So my first novel, which I had decided to self-publish anyway, gets rejected again in a short and sweet rejection email.
How do I feel about it? Not so bad I suppose. Rejection is meant to sting by nature, and maybe I need to use this to improve the story in some way. Maybe this is a wake up call. Or maybe I should know that I always wanted to go the self-publishing route and retain complete control of my work.
It was always going to be a tough sell as it is. It’s a story about death. Isolation. Cancer. The breakdown of the family structure. Pain. Regret. Ambiguous sexuality. Not the sort of stuff that flies off the shelves. But these are feelings that we all share, like it or not, and I wanted to represent that in the most honest way I could. There’s some humor in there too. It’s not a total downer.
It has now been assessed and unfortunately the balance of opinion was against making an offer to publish
Hmm.
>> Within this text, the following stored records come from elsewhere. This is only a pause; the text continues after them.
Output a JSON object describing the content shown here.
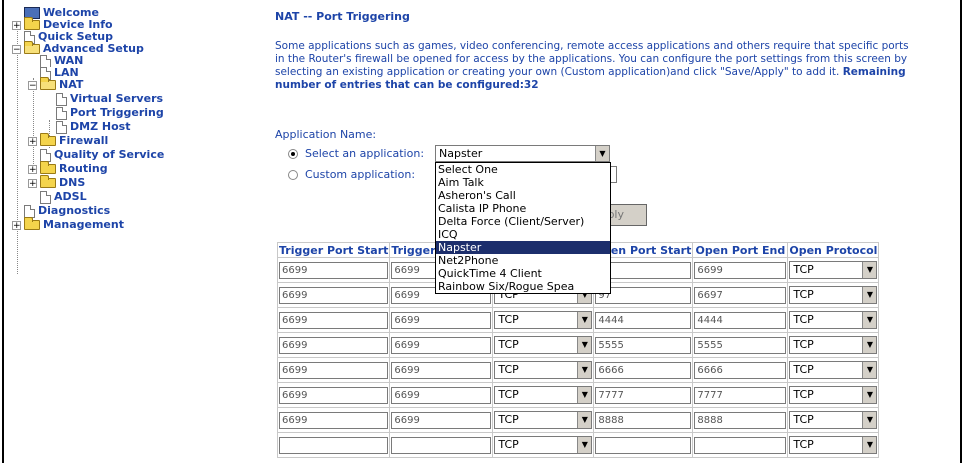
{
  "sidebar": {
    "items": [
      {
        "label": "Welcome",
        "icon": "monitor-icon"
      },
      {
        "label": "Device Info",
        "icon": "folder-icon"
      },
      {
        "label": "Quick Setup",
        "icon": "page-icon"
      },
      {
        "label": "Advanced Setup",
        "icon": "folder-open-icon"
      },
      {
        "label": "WAN",
        "icon": "page-icon"
      },
      {
        "label": "LAN",
        "icon": "page-icon"
      },
      {
        "label": "NAT",
        "icon": "folder-open-icon"
      },
      {
        "label": "Virtual Servers",
        "icon": "page-icon"
      },
      {
        "label": "Port Triggering",
        "icon": "page-icon"
      },
      {
        "label": "DMZ Host",
        "icon": "page-icon"
      },
      {
        "label": "Firewall",
        "icon": "folder-icon"
      },
      {
        "label": "Quality of Service",
        "icon": "page-icon"
      },
      {
        "label": "Routing",
        "icon": "folder-icon"
      },
      {
        "label": "DNS",
        "icon": "folder-icon"
      },
      {
        "label": "ADSL",
        "icon": "page-icon"
      },
      {
        "label": "Diagnostics",
        "icon": "page-icon"
      },
      {
        "label": "Management",
        "icon": "folder-icon"
      }
    ]
  },
  "main": {
    "title": "NAT -- Port Triggering",
    "description": "Some applications such as games, video conferencing, remote access applications and others require that specific ports in the Router's firewall be opened for access by the applications. You can configure the port settings from this screen by selecting an existing application or creating your own (Custom application)and click \"Save/Apply\" to add it.",
    "remaining": "Remaining number of entries that can be configured:32",
    "app_name_label": "Application Name:",
    "select_app_label": "Select an application:",
    "custom_app_label": "Custom application:",
    "selected_app": "Napster",
    "save_apply": "Save/Apply",
    "save_apply_visible": "pply"
  },
  "dropdown": {
    "options": [
      "Select One",
      "Aim Talk",
      "Asheron's Call",
      "Calista IP Phone",
      "Delta Force (Client/Server)",
      "ICQ",
      "Napster",
      "Net2Phone",
      "QuickTime 4 Client",
      "Rainbow Six/Rogue Spea"
    ],
    "selected": "Napster"
  },
  "table": {
    "headers": [
      "Trigger Port Start",
      "Trigger",
      "",
      "en Port Start",
      "Open Port End",
      "Open Protocol"
    ],
    "rows": [
      {
        "tstart": "6699",
        "tend": "6699",
        "tproto": "TCP",
        "ostart": "99",
        "oend": "6699",
        "oproto": "TCP"
      },
      {
        "tstart": "6699",
        "tend": "6699",
        "tproto": "TCP",
        "ostart": "97",
        "oend": "6697",
        "oproto": "TCP"
      },
      {
        "tstart": "6699",
        "tend": "6699",
        "tproto": "TCP",
        "ostart": "4444",
        "oend": "4444",
        "oproto": "TCP"
      },
      {
        "tstart": "6699",
        "tend": "6699",
        "tproto": "TCP",
        "ostart": "5555",
        "oend": "5555",
        "oproto": "TCP"
      },
      {
        "tstart": "6699",
        "tend": "6699",
        "tproto": "TCP",
        "ostart": "6666",
        "oend": "6666",
        "oproto": "TCP"
      },
      {
        "tstart": "6699",
        "tend": "6699",
        "tproto": "TCP",
        "ostart": "7777",
        "oend": "7777",
        "oproto": "TCP"
      },
      {
        "tstart": "6699",
        "tend": "6699",
        "tproto": "TCP",
        "ostart": "8888",
        "oend": "8888",
        "oproto": "TCP"
      },
      {
        "tstart": "",
        "tend": "",
        "tproto": "TCP",
        "ostart": "",
        "oend": "",
        "oproto": "TCP"
      }
    ]
  },
  "colors": {
    "link": "#1d44a8",
    "highlight": "#1c2e6c"
  }
}
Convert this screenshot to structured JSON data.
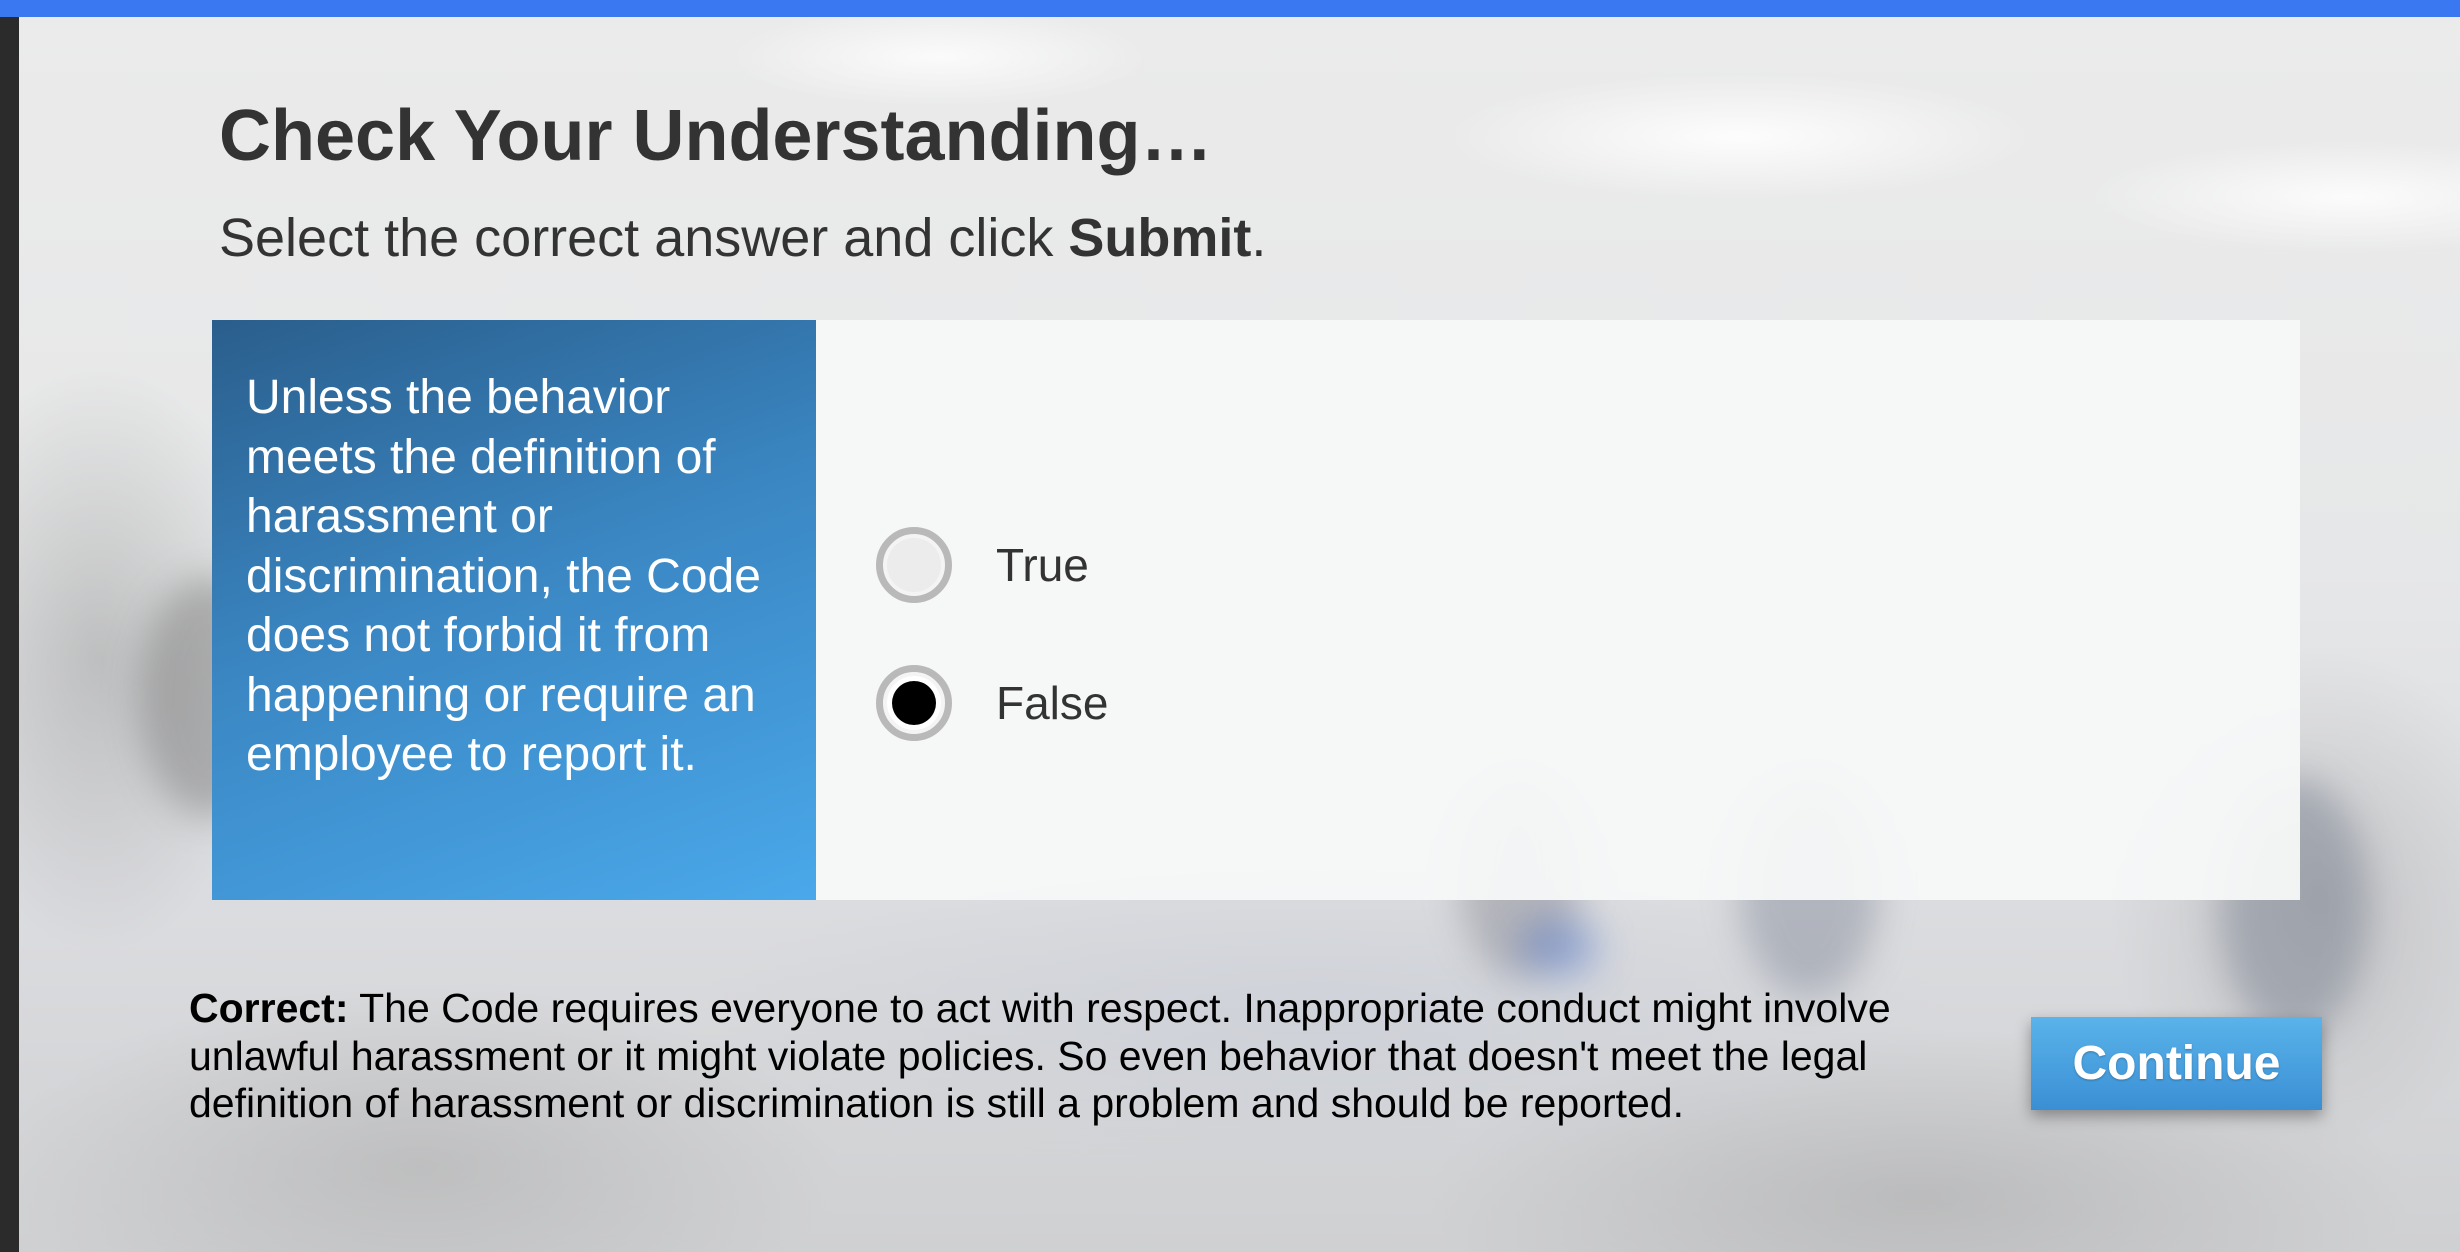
{
  "colors": {
    "top_bar": "#3a78f2",
    "question_panel_start": "#2a5e8c",
    "question_panel_end": "#4aa8ea",
    "button": "#4aa3e2",
    "text_dark": "#333333"
  },
  "header": {
    "title": "Check Your Understanding…",
    "instruction_prefix": "Select the correct answer and click ",
    "instruction_bold": "Submit",
    "instruction_suffix": "."
  },
  "question": {
    "text": "Unless the behavior meets the definition of harassment or discrimination, the Code does not forbid it from happening or require an employee to report it."
  },
  "options": [
    {
      "label": "True",
      "selected": false
    },
    {
      "label": "False",
      "selected": true
    }
  ],
  "feedback": {
    "label": "Correct:",
    "text": " The Code requires everyone to act with respect. Inappropriate conduct might involve unlawful harassment or it might violate policies. So even behavior that doesn't meet the legal definition of harassment or discrimination is still a problem and should be reported."
  },
  "buttons": {
    "continue_label": "Continue"
  }
}
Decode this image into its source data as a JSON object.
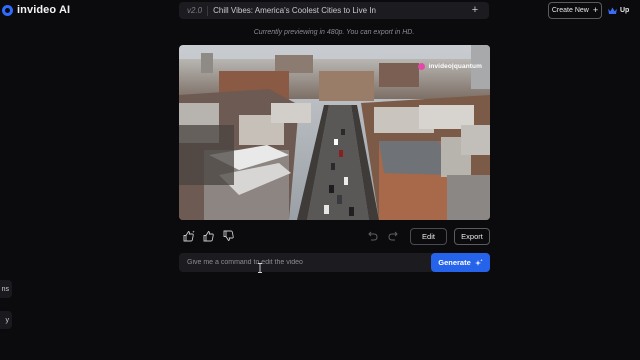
{
  "app": {
    "name": "invideo AI",
    "logo_icon": "invideo-logo-icon"
  },
  "header": {
    "version": "v2.0",
    "video_title": "Chill Vibes: America's Coolest Cities to Live In",
    "add_icon": "plus-icon",
    "create_new_label": "Create New",
    "upgrade_label": "Up",
    "upgrade_icon": "crown-icon"
  },
  "preview": {
    "note": "Currently previewing in 480p. You can export in HD.",
    "watermark": "invideo|quantum",
    "scene": "Aerial drone view of a city street lined with brick apartment buildings in winter"
  },
  "actions": {
    "feedback_icons": [
      "thumbs-up-sparkle-icon",
      "thumbs-up-icon",
      "thumbs-down-icon"
    ],
    "undo_icon": "undo-icon",
    "redo_icon": "redo-icon",
    "edit_label": "Edit",
    "export_label": "Export"
  },
  "command": {
    "placeholder": "Give me a command to edit the video",
    "value": "",
    "generate_label": "Generate",
    "generate_icon": "sparkle-icon"
  },
  "side": {
    "tab_a_label": "ns",
    "tab_b_label": "y"
  },
  "colors": {
    "background": "#0b0b0d",
    "accent": "#2563eb",
    "surface": "#1c1c20",
    "watermark": "#e24aa8"
  }
}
Does this mean that maybe someone liked it and wanted it published, but others didn’t and they wielded more power in the office? Maybe it’s a template on Word and they churn these things out to soften the blow a bit. Who really knows? Bottom line: I remain an unpublished author.
[undisclosed publisher] currently receives about six hundred manuscripts a year of which we publish less than thirty. Given this pressure of demand, and the need to achieve a balance between the various genres, and the claims of emerging and established writers, we are able to accept only a small percentage of submissions to any area of our program.
Okay. Six hundred manuscripts, of which they accept less than thirty. That’s 5%. So my chances of recieving an offer were slim to begin with. I can accept that. If someone says you have a 5% chance of survival, you’d start the preparations for your own funeral, right?